This topic caters to the need of implementing Big Data solutions as an additional tool to crunch the rapidly increasing historical medical data sets that we are having now and gain new meaningful insights.
Datawarehousing: Data warehousing is a set of techniques and software to enable the collection of data from operational systems, the integration and harmonization of that data into a centralized database and then the analysis, visualization and tracking of key performance indicators on a dashboard.
- Hadoop is a complete, open-source ecosystem for capturing, organizing, storing, searching, sharing, analyzing, visualizing, and otherwise processing disparate data sources (structured, semi-structured, and unstructured) in a cluster of commodity computers. This architecture gives Hadoop clusters incremental and virtually unlimited scalability – from a few to a few thousand servers, each offering local storage and computation.
- Hadoop’s ability to store and analyze large data sets in parallel on a large cluster of computers yields exceptional performance, while the use of commodity hardware results in a remarkably low cost. In fact, Hadoop clusters often cost 50 to 100 times less on a per-terabyte basis than today’s typical data warehouse. A key difference between data warehousing and Hadoop is that a data warehouse is typically implemented in a single relational database that serves as the central store. In contrast, Hadoop and the Hadoop File System are designed to span multiple machines and handle huge volumes of data that surpass the capability of any single machine.
- The Hadoop ecosystem includes a data warehousing layer/service built on top of the Hadoop core. Those services on top of Hadoop include SQL (Presto), SQL-Like (Hive) and NoSQL (Hbase) type of data stores. In contrast, over the last decade, large data warehouses shifted to use custom multiprocessor appliances to scale to large volumes like those from Netezza (bought by IBM) and Teradata.

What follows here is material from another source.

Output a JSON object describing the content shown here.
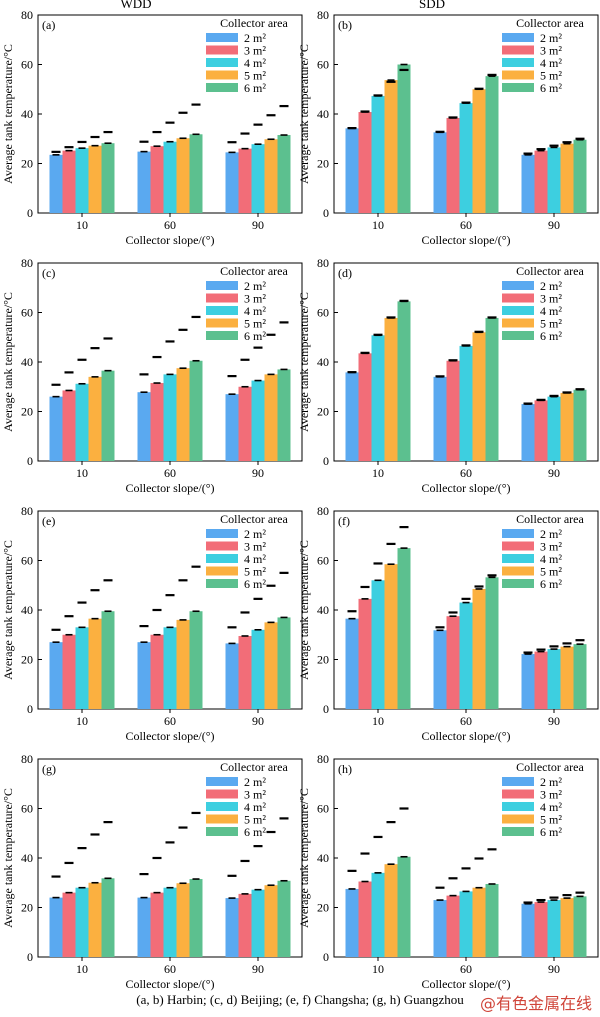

- The techniques of data warehousing to include Extract-Transform-and-Load (ETL), dimensional modeling and business intelligence will be adapted to the new Hadoop/NoSQL environments. Furthermore, those technologies will also morph to support more hybrid environments. The key principle seems to be that not all data is equal, so IT managers should choose the data storage and access mechanism to best suit the usage of the data. Hybrid environments could include key-value stores, relational databases, graph stores, document stores, columnar stores, XML databases, metadata catalog and others.
Hadoop will not replace relational databases or traditional data warehouse platforms, but its superior price/performance ratio can help organizations lower costs while maintaining their existing applications and reporting infrastructure.
Is Hadoop a viable / affordable solution for small, resource-constrained implementations? We should make a distinction that, while any OpenMRS installation qualifies as “Big Data”, Hadoop is for a large enterprise with resources for hardware.
Using Hadoop requires a paradigm shift to map-reduce thinking, to take advantage of its processing power. We could definitely use some domain knowledge in this area, if someone is willing to teach a few developers how to harness Hadoop with the OpenMRS data model.
Also, many large implementations still have to perform per-patient reporting, and I wonder if Hadoop is an adequate tool for that kind of information gathering. In my experience with Ampath, I found building derived tables to be extremely helpful in speeding up the per-patient reporting process, but look forward to other Big Data techniques that could be used instead.
Big data solutions doesn’t mean just hadoop. There is an ecosystem built around hadoop with cool technologies. I know people fear about additional cost being incurred by adopting this. But , my point is that we have not switched yet from mysql and developing openmrs software to work and tuning it may take some time . Its not that I am advocating to abandon mysql. What I am advocating is giving people options . Modify our existing code to give people options to go for mysql or hbase or for the matter any database they like - this is what I think should be the the way to go. Let people decide what they want , we give them options. Come on people…show some interest. And please comment to give your view. And for the record , I am always ready to invest my time on it.
Since people are showing less interest in this endeavour , can any body please tell me what is max data size of biggest openmrs installation out there? Cause if the size is not really that much , there is really no need to switch loyalty from the existing solutions…
Ampath is one of the largest implementations, with over 500,000 patients and 170+ million observations. I worked with them over the last four years, developing strategies for performance improvements in reporting and data integrity. We run MySQL, and the database files comprise over 158GB of disk space at this time.
OpenMRS is built with the understanding that some developers may want to change the data access layer to use a different database or ORM. All you have to do is write new DAO implementations, although that is an understatement of how much work that would require. The best and fastest way to shoehorn a different database than MySQL into OpenMRS, if you want, is to write or use a driver that works with Hibernate and can interpret SQL.